Starker Sonnensturm auf dem Weg zur Erde – Chancen auf Polarlichter in Deutschland?
Durch einen erdgerichteten koronalen Massenauswurf (CME) entfesselte sich heute ein starker X-Klasse-Sonnensturm, der durch den Weltraum auf die Erde zurast. Er wird voraussichtlich in den kommenden 24–48 Stunden bei uns eintreffen. Diese Plasmawolke entstand bei einer Sonneneruption auf der Sonnenoberfläche und trägt Milliarden geladener Teilchen samt zugehörigem Magnetfeld mit sich. Trifft ein solcher CME auf das Magnetfeld der Erde, kann er die Magnetosphäre stark stören. In so einem Fall spricht man von einem geomagnetischen Sturm.

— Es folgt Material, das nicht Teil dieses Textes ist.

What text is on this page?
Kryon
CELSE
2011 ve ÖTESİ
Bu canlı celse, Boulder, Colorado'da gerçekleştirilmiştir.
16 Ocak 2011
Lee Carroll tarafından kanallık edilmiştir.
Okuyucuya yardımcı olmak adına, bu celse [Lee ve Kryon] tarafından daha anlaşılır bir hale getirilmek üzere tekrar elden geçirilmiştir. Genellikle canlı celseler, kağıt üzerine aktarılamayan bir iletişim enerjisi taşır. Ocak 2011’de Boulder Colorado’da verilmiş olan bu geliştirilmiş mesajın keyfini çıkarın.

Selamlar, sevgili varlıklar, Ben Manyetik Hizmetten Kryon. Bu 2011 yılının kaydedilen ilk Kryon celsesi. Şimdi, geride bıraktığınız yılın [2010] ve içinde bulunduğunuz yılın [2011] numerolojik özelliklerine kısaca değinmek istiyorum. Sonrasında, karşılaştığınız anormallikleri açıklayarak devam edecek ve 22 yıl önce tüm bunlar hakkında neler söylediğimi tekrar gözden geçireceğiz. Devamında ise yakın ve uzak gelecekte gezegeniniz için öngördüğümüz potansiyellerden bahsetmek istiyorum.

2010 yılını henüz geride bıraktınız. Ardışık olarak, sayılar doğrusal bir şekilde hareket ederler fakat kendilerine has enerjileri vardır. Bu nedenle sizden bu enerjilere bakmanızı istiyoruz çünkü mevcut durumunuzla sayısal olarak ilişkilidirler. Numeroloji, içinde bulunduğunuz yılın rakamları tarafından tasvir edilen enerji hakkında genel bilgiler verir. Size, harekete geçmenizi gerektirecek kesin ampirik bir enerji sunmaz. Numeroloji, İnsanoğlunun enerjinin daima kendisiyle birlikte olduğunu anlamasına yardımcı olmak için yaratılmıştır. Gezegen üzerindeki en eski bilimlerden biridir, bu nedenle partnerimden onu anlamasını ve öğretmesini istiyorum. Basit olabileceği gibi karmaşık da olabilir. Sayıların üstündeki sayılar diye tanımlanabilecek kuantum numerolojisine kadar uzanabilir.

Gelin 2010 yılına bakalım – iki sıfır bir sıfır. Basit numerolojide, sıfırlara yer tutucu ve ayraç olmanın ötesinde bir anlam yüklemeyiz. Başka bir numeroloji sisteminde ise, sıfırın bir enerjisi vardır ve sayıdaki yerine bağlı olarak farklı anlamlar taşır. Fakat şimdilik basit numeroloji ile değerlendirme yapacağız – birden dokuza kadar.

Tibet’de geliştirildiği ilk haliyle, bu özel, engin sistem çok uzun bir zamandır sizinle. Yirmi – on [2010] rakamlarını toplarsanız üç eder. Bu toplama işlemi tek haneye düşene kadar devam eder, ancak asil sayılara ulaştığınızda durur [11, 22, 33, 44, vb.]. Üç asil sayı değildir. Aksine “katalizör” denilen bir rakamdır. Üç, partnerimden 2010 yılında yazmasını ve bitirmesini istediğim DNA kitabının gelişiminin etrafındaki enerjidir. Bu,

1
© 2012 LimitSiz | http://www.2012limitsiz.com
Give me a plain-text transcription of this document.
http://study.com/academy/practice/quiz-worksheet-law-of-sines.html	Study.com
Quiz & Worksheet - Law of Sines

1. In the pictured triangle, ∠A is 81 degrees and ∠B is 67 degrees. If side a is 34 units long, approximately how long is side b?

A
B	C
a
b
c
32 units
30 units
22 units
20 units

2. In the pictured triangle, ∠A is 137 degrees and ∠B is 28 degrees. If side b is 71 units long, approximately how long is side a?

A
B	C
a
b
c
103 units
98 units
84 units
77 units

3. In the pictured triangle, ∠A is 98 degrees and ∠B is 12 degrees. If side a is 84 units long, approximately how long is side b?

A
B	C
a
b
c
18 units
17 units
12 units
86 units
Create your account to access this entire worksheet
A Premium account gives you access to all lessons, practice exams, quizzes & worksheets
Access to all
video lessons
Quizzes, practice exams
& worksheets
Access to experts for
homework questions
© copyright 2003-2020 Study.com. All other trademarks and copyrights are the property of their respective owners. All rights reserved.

Solche Stürme entstehen, wenn riesige Mengen Sonnenmaterial explosionsartig ins All geschleudert werden. Treffen diese Wolken frontal auf das Erdmagnetfeld, werden die Feldlinien verzerrt und elektrische Ströme in der oberen Atmosphäre erzeugt. Das kann Kurzwellensignale stören, Satellitenfunktionen beeinflussen oder – im Extremfall – sogar Stromnetze belasten. Gleichzeitig erhöht sich die Wahrscheinlichkeit für ein spektakuläres Naturphänomen: das Polarlicht.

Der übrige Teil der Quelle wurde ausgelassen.